Difendere i diritti umani e sociali in Colombia è sempre più pericoloso: 37 attivisti uccisi nei primi sei mesi del 2013


Secondo quanto riportato dal quotidiano El Pais, in Colombia, i difensori dei diritti umani delle diverse comunità vivono situazioni di rischio. Ciò si evince da un rapporto (Héroes Anónimos) del programma Somos Defensores, che svolge attività di monitoraggio sulle aggressioni contro i leader sociali e gli attivisti che si battono per i diritti umani in Colombia.

In media, durante il primo semestre del 2013, ogni giorno è stato aggredito un'attivista e ogni quattro uno di loro è stato assassinato. Mentre le aggressioni (che includono minacce, attentati, detenzioni arbitrarie) si sono ridotte del 5,6% rispetto al primo semestre del 2012, gli omicidi sono cresciuti del 27%. Nei primi sei mesi del 2013 i leader sociali assassinati sono stati 37.

C'è stato poi un salto di qualità nella modalità di minacciare.

Le minacce si sono andate trasformando e sono diventate sempre più dirette. Nel 2011 erano in maggiornaza digitali, attraverso posta elettronica. Nel 2012 gli attori armati si presentavano ai leader sociali per tentare di zittirli, nel 2013 le minacce si sono trasformate in azioni fisiche

Così si è espresso Carlos Guevara, membro del programma Somos Defensores, nel quale cooperano tre Ong per i diritti umani.

Le vittime sono in maggioranza sindacalisti, leader comunitari, dirigenti indigeni, richiedenti terreni, rappresentanti di desplazados e vittime causate dal conflitto armato. Generalmente, i difensori dei diritti uccisi, vengono prima sequestrati e poi eliminati.

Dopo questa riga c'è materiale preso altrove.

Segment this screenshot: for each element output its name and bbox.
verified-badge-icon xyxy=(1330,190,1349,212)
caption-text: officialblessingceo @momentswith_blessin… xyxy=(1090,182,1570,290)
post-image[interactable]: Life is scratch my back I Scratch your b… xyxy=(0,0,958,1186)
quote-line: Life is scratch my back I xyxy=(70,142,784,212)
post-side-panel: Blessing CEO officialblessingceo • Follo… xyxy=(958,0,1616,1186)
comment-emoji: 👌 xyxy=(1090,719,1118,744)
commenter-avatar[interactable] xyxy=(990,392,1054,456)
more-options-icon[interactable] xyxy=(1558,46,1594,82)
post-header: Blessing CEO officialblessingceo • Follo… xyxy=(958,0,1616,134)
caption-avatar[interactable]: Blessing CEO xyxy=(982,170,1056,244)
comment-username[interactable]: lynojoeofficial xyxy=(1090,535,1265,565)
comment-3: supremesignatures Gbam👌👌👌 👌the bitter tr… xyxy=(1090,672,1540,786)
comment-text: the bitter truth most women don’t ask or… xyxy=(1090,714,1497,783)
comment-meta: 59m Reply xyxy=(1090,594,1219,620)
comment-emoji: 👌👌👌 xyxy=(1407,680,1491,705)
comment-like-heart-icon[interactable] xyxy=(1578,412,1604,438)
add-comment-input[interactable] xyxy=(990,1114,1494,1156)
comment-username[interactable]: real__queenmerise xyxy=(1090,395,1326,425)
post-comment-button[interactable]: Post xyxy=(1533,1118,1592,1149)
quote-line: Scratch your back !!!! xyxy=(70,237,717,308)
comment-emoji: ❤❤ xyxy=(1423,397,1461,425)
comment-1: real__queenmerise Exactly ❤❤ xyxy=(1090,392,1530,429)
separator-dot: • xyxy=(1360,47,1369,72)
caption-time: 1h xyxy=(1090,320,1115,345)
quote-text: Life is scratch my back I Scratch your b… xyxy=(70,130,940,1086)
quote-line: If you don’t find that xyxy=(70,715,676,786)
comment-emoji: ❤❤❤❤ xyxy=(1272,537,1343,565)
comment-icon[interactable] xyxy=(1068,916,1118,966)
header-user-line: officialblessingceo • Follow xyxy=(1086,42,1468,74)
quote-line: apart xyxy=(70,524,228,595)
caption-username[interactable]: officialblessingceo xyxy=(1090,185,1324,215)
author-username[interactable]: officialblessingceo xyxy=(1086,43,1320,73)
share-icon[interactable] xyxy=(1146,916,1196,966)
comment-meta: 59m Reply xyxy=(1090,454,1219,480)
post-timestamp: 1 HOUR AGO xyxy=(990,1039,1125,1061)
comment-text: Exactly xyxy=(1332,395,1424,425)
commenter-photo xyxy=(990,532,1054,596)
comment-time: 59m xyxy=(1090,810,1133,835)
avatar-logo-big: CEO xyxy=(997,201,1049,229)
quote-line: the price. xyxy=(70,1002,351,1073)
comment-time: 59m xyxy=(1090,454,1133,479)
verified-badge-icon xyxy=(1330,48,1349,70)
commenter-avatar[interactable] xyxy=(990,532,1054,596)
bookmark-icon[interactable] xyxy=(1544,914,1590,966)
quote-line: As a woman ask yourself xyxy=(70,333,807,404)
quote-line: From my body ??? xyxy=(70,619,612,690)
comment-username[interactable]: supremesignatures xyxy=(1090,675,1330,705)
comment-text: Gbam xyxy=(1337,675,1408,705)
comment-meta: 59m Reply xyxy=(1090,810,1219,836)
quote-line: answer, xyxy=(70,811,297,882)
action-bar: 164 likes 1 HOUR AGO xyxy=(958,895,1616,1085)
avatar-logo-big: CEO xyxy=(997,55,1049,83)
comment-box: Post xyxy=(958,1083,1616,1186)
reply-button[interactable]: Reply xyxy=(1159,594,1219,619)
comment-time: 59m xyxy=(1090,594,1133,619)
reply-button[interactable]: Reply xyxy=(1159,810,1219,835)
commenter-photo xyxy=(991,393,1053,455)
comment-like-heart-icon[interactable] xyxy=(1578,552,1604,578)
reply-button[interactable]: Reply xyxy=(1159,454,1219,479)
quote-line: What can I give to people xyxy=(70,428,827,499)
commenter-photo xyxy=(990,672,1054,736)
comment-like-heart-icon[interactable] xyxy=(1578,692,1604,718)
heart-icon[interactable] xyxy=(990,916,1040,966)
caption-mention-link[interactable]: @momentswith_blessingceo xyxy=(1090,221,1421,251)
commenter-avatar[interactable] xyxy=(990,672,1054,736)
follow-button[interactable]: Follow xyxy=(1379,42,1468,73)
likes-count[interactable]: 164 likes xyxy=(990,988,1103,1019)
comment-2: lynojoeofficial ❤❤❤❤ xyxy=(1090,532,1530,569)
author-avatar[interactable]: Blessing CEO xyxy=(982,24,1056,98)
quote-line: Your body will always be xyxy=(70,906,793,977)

Tutte le volte che si è ritrovato il corpo di uno di loro si sono potute ravvisare tracce di tortura.

Uno degli ultimi casi di eliminazione di un rappresentante dei diritti sociali è quello di Éver Cordero, personalità riconosciuta nell'ambito delle lotte sociali. Cordero, che si batte per la restituzione delle terre nel dipartimento di Córdoba, è stato assassinato lo scorso 9 di aprile. E'stato ucciso mentre si recava alla marcia per le vittime del conflitto e per il processo di pace in Colombia tra Stato e Farc.

Il report rende conto anche dei possibili responsabili delle aggression. Nel 70% dei casi è molto probabile che si tratti di gruppi paramilitari seguiti da membri di bande criminali.

Il governo di Juan Manuel Santos continua ad avere un atteggiamento ambiguo nei confronti del paramilitarsimo, le collusioni tra questo e i governi che si sono succeduti in Colombia ormai sono diventate note. Inoltre le misure sicuritarie messe in atto dal governo colombiano si sono dimostrate inefficaci, come ha sottolineato lo stesso Guevara. L' Unidad de Protección ha puntato a un incremento dei carri blindati e delle scorte, ma non ha saputo elaborare un sistema di prevenzione e di investigazione. Dal 2009, 219 difensori dei diritti umani sono stati uccisi.